Now for the punchline.
We know that we can always call a method on a protocol because we know there is an implementation for it somewhere. Different methods may have been provided in various places (and some in several places), but together they cover the contract. Once we start referencing specific implementors though, that guarantee doesn’t always hold (especially if we allow P to be generic).
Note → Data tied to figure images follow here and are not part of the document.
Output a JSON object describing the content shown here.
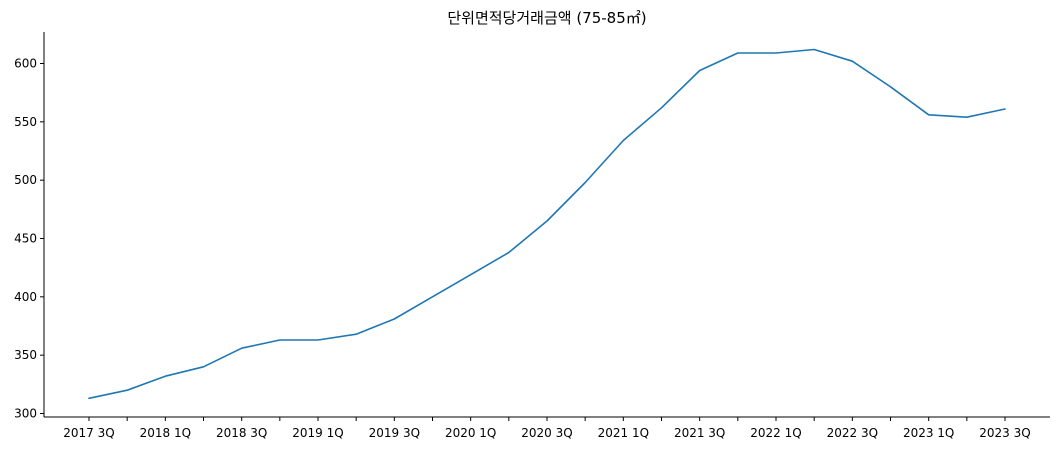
{
  "chart_data": {
    "type": "line",
    "title": "단위면적당거래금액 (75-85㎡)",
    "xlabel": "",
    "ylabel": "",
    "categories": [
      "2017 3Q",
      "2017 4Q",
      "2018 1Q",
      "2018 2Q",
      "2018 3Q",
      "2018 4Q",
      "2019 1Q",
      "2019 2Q",
      "2019 3Q",
      "2019 4Q",
      "2020 1Q",
      "2020 2Q",
      "2020 3Q",
      "2020 4Q",
      "2021 1Q",
      "2021 2Q",
      "2021 3Q",
      "2021 4Q",
      "2022 1Q",
      "2022 2Q",
      "2022 3Q",
      "2022 4Q",
      "2023 1Q",
      "2023 2Q",
      "2023 3Q"
    ],
    "tick_labels": [
      "2017 3Q",
      "2018 1Q",
      "2018 3Q",
      "2019 1Q",
      "2019 3Q",
      "2020 1Q",
      "2020 3Q",
      "2021 1Q",
      "2021 3Q",
      "2022 1Q",
      "2022 3Q",
      "2023 1Q",
      "2023 3Q"
    ],
    "series": [
      {
        "color": "#1f77b4",
        "values": [
          313,
          320,
          332,
          340,
          356,
          363,
          363,
          368,
          381,
          400,
          419,
          438,
          465,
          498,
          534,
          562,
          594,
          609,
          609,
          612,
          602,
          580,
          556,
          554,
          561
        ]
      }
    ],
    "ylim": [
      297,
      627
    ],
    "yticks": [
      300,
      350,
      400,
      450,
      500,
      550,
      600
    ],
    "grid": false,
    "spines": [
      "left",
      "bottom"
    ]
  }
}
The compiler still knows who implemented what of course, but we can’t just assume that every implementor of a protocol has overridden a particular default, and we shouldn’t fall back to the default when we are asking for a particular implementation.
The answer, of course, is to treat those cases exactly how we treat optional methods today. We can just use optional chaining, etc… and the compiler will force us to deal with the cases where we can’t guarantee that the method exists. We have gained back the missing capabilities of optional methods with the important difference that we don’t need to tag methods as “optional” and we are guaranteed that we can always call ‘instance.method’ safely. It is only in the cases where we are asking for a particular implementation that we have to worry about the added complexity. Progressive disclosure.
At the same time, we have also gained the ability to reference a protocol’s default implementation from an override and to disambiguate between competing protocol implementations.
Thoughts? A direction worth exploring further?